Die Linke fokussierte ihre Angriffe daher gestern auf Amtsinhaber Jann Jakobs. Scharfenberg forderte mehr lösungsorientiertes Handeln, „nicht Parteitaktik“. Das nehme Überhand, so Scharfenberg. „Der Oberbürgermeister betrachtet die Verwaltung zunehmend als Selbstbedienungsladen“, so Scharfenberg.

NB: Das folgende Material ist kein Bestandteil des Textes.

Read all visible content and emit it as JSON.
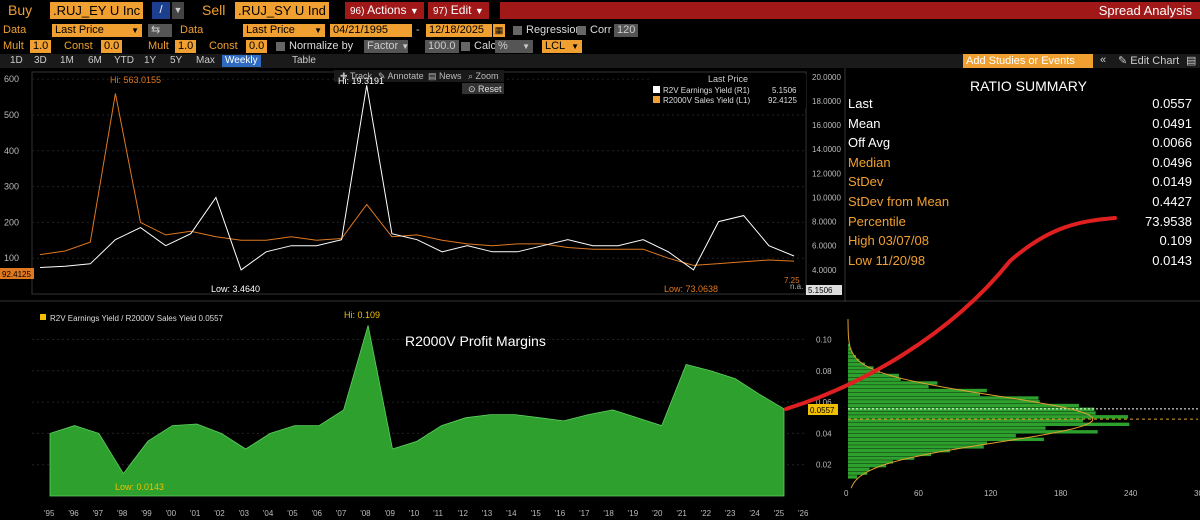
{
  "toolbar": {
    "buy_label": "Buy",
    "buy_ticker": ".RUJ_EY U Inc",
    "sell_label": "Sell",
    "sell_ticker": ".RUJ_SY U Ind",
    "actions_num": "96)",
    "actions_label": "Actions",
    "edit_num": "97)",
    "edit_label": "Edit",
    "title": "Spread Analysis"
  },
  "params": {
    "data_label": "Data",
    "data1_value": "Last Price",
    "data2_label": "Data",
    "data2_value": "Last Price",
    "start_date": "04/21/1995",
    "end_date": "12/18/2025",
    "regression_label": "Regression",
    "corr_label": "Corr",
    "corr_value": "120",
    "mult_label": "Mult",
    "mult_value": "1.0",
    "const_label": "Const",
    "const_value": "0.0",
    "mult2_label": "Mult",
    "mult2_value": "1.0",
    "const2_label": "Const",
    "const2_value": "0.0",
    "normalize_label": "Normalize by",
    "normalize_value": "Factor",
    "normalize_num": "100.0",
    "calc_label": "Calc",
    "calc_value": "%",
    "lcl_value": "LCL"
  },
  "tabs": [
    "1D",
    "3D",
    "1M",
    "6M",
    "YTD",
    "1Y",
    "5Y",
    "Max",
    "Weekly",
    "Table"
  ],
  "active_tab": "Weekly",
  "add_studies_placeholder": "Add Studies or Events",
  "edit_chart_label": "Edit Chart",
  "chart_tools": [
    "Track",
    "Annotate",
    "News",
    "Zoom"
  ],
  "reset_label": "Reset",
  "legend": {
    "title": "Last Price",
    "r2v_label": "R2V Earnings Yield  (R1)",
    "r2v_value": "5.1506",
    "r2000v_label": "R2000V Sales Yield  (L1)",
    "r2000v_value": "92.4125"
  },
  "top_annotations": {
    "hi_orange": "Hi: 563.0155",
    "hi_white": "Hi: 19.3191",
    "low_white": "Low: 3.4640",
    "low_orange": "Low: 73.0638",
    "left_tag": "92.4125",
    "right_tag": "5.1506",
    "na_tag": "n.a.",
    "pct_tag": "7.25"
  },
  "bottom": {
    "legend": "R2V Earnings Yield / R2000V Sales Yield 0.0557",
    "title": "R2000V Profit Margins",
    "hi": "Hi: 0.109",
    "low": "Low: 0.0143",
    "last_tag": "0.0557"
  },
  "summary": {
    "title": "RATIO SUMMARY",
    "rows": [
      {
        "label": "Last",
        "value": "0.0557",
        "color": "#ffffff"
      },
      {
        "label": "Mean",
        "value": "0.0491",
        "color": "#ffffff"
      },
      {
        "label": "Off Avg",
        "value": "0.0066",
        "color": "#ffffff"
      },
      {
        "label": "Median",
        "value": "0.0496",
        "color": "#f0a030"
      },
      {
        "label": "StDev",
        "value": "0.0149",
        "color": "#f0a030"
      },
      {
        "label": "StDev from Mean",
        "value": "0.4427",
        "color": "#f0a030"
      },
      {
        "label": "Percentile",
        "value": "73.9538",
        "color": "#f0a030"
      },
      {
        "label": "High 03/07/08",
        "value": "0.109",
        "color": "#f0a030"
      },
      {
        "label": "Low 11/20/98",
        "value": "0.0143",
        "color": "#f0a030"
      }
    ]
  },
  "chart_data": [
    {
      "type": "line",
      "x": [
        "'95",
        "'96",
        "'97",
        "'98",
        "'99",
        "'00",
        "'01",
        "'02",
        "'03",
        "'04",
        "'05",
        "'06",
        "'07",
        "'08",
        "'09",
        "'10",
        "'11",
        "'12",
        "'13",
        "'14",
        "'15",
        "'16",
        "'17",
        "'18",
        "'19",
        "'20",
        "'21",
        "'22",
        "'23",
        "'24",
        "'25",
        "'26"
      ],
      "left_axis": {
        "ticks": [
          100,
          200,
          300,
          400,
          500,
          600
        ],
        "ylim": [
          0,
          620
        ]
      },
      "right_axis": {
        "ticks": [
          "4.0000",
          "6.0000",
          "8.0000",
          "10.0000",
          "12.0000",
          "14.0000",
          "16.0000",
          "18.0000",
          "20.0000"
        ],
        "ylim": [
          2,
          20.4
        ]
      },
      "series": [
        {
          "name": "R2000V Sales Yield  (L1)",
          "axis": "left",
          "color": "#e07820",
          "values": [
            110,
            120,
            145,
            560,
            200,
            165,
            175,
            160,
            150,
            150,
            160,
            150,
            155,
            250,
            160,
            165,
            150,
            140,
            135,
            140,
            140,
            130,
            125,
            125,
            125,
            100,
            80,
            85,
            90,
            95,
            92
          ]
        },
        {
          "name": "R2V Earnings Yield  (R1)",
          "axis": "right",
          "color": "#ffffff",
          "values": [
            4.2,
            4.3,
            4.5,
            6.5,
            7.5,
            6,
            7,
            10,
            4,
            5.5,
            6,
            6,
            6.5,
            19.3,
            7,
            6.5,
            5.5,
            6,
            5.5,
            5.5,
            6,
            6.5,
            6,
            6,
            6.5,
            5.5,
            4,
            8,
            8.5,
            6,
            5.15
          ]
        }
      ]
    },
    {
      "type": "area",
      "x": [
        "'95",
        "'96",
        "'97",
        "'98",
        "'99",
        "'00",
        "'01",
        "'02",
        "'03",
        "'04",
        "'05",
        "'06",
        "'07",
        "'08",
        "'09",
        "'10",
        "'11",
        "'12",
        "'13",
        "'14",
        "'15",
        "'16",
        "'17",
        "'18",
        "'19",
        "'20",
        "'21",
        "'22",
        "'23",
        "'24",
        "'25",
        "'26"
      ],
      "ylim": [
        0,
        0.115
      ],
      "yticks": [
        "0.02",
        "0.04",
        "0.06",
        "0.08",
        "0.10"
      ],
      "series": [
        {
          "name": "R2V Earnings Yield / R2000V Sales Yield",
          "color": "#2da02d",
          "values": [
            0.04,
            0.045,
            0.04,
            0.0143,
            0.035,
            0.045,
            0.046,
            0.04,
            0.03,
            0.04,
            0.045,
            0.045,
            0.055,
            0.109,
            0.03,
            0.035,
            0.045,
            0.05,
            0.052,
            0.052,
            0.05,
            0.048,
            0.052,
            0.055,
            0.05,
            0.045,
            0.084,
            0.08,
            0.075,
            0.065,
            0.0557
          ]
        }
      ],
      "histogram": {
        "xticks": [
          "0",
          "60",
          "120",
          "180",
          "240",
          "300"
        ],
        "xlim": [
          0,
          300
        ]
      }
    }
  ],
  "colors": {
    "orange": "#f0a030",
    "red_line": "#e02020",
    "green": "#2da02d",
    "brand_red": "#a01818"
  }
}
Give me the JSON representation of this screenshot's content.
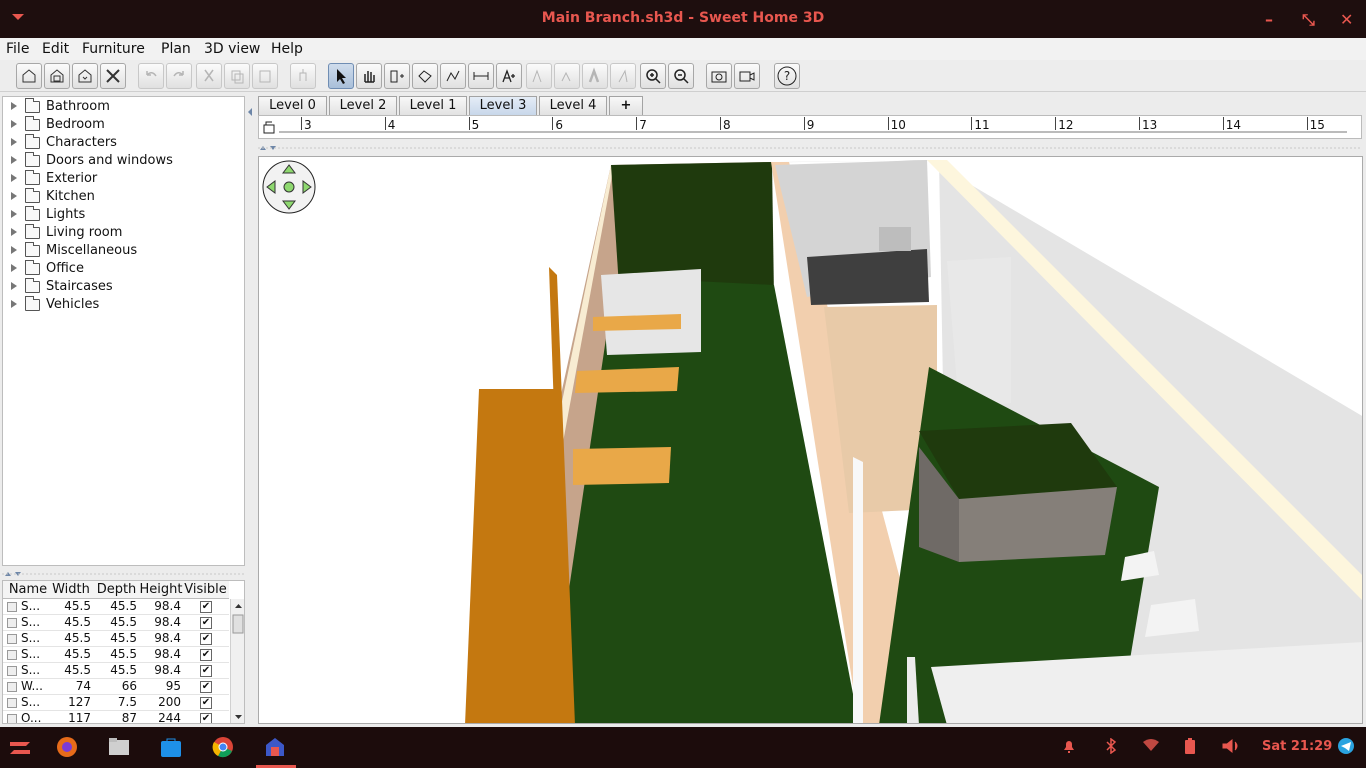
{
  "window": {
    "title": "Main Branch.sh3d - Sweet Home 3D",
    "minimize": "–",
    "maximize": "⤡",
    "close": "✕"
  },
  "menu": {
    "items": [
      "File",
      "Edit",
      "Furniture",
      "Plan",
      "3D view",
      "Help"
    ]
  },
  "toolbar": {
    "buttons": [
      "new-home",
      "open",
      "save",
      "preferences",
      "undo",
      "redo",
      "cut",
      "copy",
      "paste",
      "add-furniture",
      "select",
      "pan",
      "create-walls",
      "create-rooms",
      "create-polylines",
      "create-dimensions",
      "add-text",
      "increase-text",
      "decrease-text",
      "bold",
      "italic",
      "zoom-in",
      "zoom-out",
      "create-photo",
      "create-video",
      "help"
    ],
    "help_label": "?"
  },
  "catalog": {
    "categories": [
      "Bathroom",
      "Bedroom",
      "Characters",
      "Doors and windows",
      "Exterior",
      "Kitchen",
      "Lights",
      "Living room",
      "Miscellaneous",
      "Office",
      "Staircases",
      "Vehicles"
    ]
  },
  "furniture_table": {
    "headers": [
      "Name",
      "Width",
      "Depth",
      "Height",
      "Visible"
    ],
    "rows": [
      {
        "name": "S...",
        "width": "45.5",
        "depth": "45.5",
        "height": "98.4",
        "visible": "✔"
      },
      {
        "name": "S...",
        "width": "45.5",
        "depth": "45.5",
        "height": "98.4",
        "visible": "✔"
      },
      {
        "name": "S...",
        "width": "45.5",
        "depth": "45.5",
        "height": "98.4",
        "visible": "✔"
      },
      {
        "name": "S...",
        "width": "45.5",
        "depth": "45.5",
        "height": "98.4",
        "visible": "✔"
      },
      {
        "name": "S...",
        "width": "45.5",
        "depth": "45.5",
        "height": "98.4",
        "visible": "✔"
      },
      {
        "name": "W...",
        "width": "74",
        "depth": "66",
        "height": "95",
        "visible": "✔"
      },
      {
        "name": "S...",
        "width": "127",
        "depth": "7.5",
        "height": "200",
        "visible": "✔"
      },
      {
        "name": "O...",
        "width": "117",
        "depth": "87",
        "height": "244",
        "visible": "✔"
      }
    ]
  },
  "levels": {
    "tabs": [
      "Level 0",
      "Level 2",
      "Level 1",
      "Level 3",
      "Level 4"
    ],
    "active": "Level 3",
    "add_label": "+"
  },
  "ruler": {
    "marks": [
      "3",
      "4",
      "5",
      "6",
      "7",
      "8",
      "9",
      "10",
      "11",
      "12",
      "13",
      "14",
      "15"
    ]
  },
  "taskbar": {
    "clock": "Sat 21:29"
  }
}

Dass es künftig eine engere Zusammenarbeit zwischen den Linken und der SPD gibt, daran glaubt Waschkuhn derzeit nicht. Die SPD habe das Angebot abgelehnt, Gespräch zu führen. Dabei habe er auf Parteiebene sprechen wollen, nicht auf Fraktionsebene. Jedoch müsse sich die SPD entscheiden: Wenn Jakobs erkläre, Potsdam sei tendenziell eine bürgerliche Stadt, dann müsse er zwischen den Arten der Bürger entscheiden. „Staatsbürger oder Besitzbürger? Citoyen oder Bourgeois?“, so Waschkuhn. Die Potsdamer Staatsbürger hätten SPD und Linke bei der vergangenen Kommunalwahl 62 Prozent der Stimmen gegeben. Bei den Besitzbürgern in der Berliner Vorstadt sei es möglich, dass Rot-Rot in Potsdam keine Mehrheit habe. Jakobs müsse sich schon entscheiden, für wen er Oberbürgermeister ist, so Waschkuhn.